These simulations are quite accurate reproductions of the dense cloud interstellar environment. We use big pumps to reproduce the vacuum (10^-8 torr = 10^-12 atmospheres), and we have a special fridge that uses helium in place of freon that allows us to cool our samples to just 10 to 15 degrees above absolute zero. Finally, we use a hydrogen plasma as our source of UV light, so we make it the same way that its made out there. Click here to see what these machines look like. To see an artists representation of how the experiment is performed visit the scientific american web site here.
Finally, our ice is made of simple molecules that are well known to be present in the interstellar medium at the same proportions that are seen (by infrared astronomy) on ice grains. So our water rich ices are very reasonable. We cite specific examples in the paper...
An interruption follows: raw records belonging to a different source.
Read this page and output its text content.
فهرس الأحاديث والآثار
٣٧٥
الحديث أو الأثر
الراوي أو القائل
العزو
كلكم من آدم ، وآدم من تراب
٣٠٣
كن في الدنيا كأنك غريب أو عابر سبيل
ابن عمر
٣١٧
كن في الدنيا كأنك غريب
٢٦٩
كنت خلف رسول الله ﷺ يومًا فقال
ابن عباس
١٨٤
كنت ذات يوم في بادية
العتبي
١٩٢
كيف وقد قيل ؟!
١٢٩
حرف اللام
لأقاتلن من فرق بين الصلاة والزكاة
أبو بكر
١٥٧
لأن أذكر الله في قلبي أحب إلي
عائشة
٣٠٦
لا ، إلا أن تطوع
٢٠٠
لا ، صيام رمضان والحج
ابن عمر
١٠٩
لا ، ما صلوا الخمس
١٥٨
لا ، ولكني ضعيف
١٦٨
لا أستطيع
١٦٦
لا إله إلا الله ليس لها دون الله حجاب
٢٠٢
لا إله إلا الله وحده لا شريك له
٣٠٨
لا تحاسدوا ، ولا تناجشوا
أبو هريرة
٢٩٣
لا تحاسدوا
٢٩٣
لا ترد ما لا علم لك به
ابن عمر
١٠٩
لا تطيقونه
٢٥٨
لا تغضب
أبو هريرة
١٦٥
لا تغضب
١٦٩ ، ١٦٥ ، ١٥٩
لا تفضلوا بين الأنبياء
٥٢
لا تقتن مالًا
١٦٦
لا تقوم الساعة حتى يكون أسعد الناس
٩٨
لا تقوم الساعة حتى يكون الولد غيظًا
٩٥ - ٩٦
"These solid mixtures are representative of the composition of interstellar ice mantles in dense clouds and towards forming stars (protostars). For example, relative to H2O, NH3 has been observed at 10-30% in the ice around the massive protostars NGC 753817 and GCS3,18 and CH3OH has been commonly observed in clouds around forming stars.19 Thus, H2O, CH3OH, and NH3 are reasonable starting materials because they are among the most abundant molecules frozen onto grains in the dense ISM. In addition, it is reasonable to include HCN since it is abundant in cometary coma and the dense ISM,20 where the majority of HCN should be frozen onto grains. Other simple molecules present in interstellar ices at comparable or greater abundances (CO, CO2) rapidly form in-situ in our experiments as a result of UV photolysis.13,21 "
The fact that these water rich ices produce smaller amino acids is OK with us. these are the amino acids that are deuterium enriched in meteorites. More fancy amino acids often are not seen or are not enriched, so we are happy with what we have.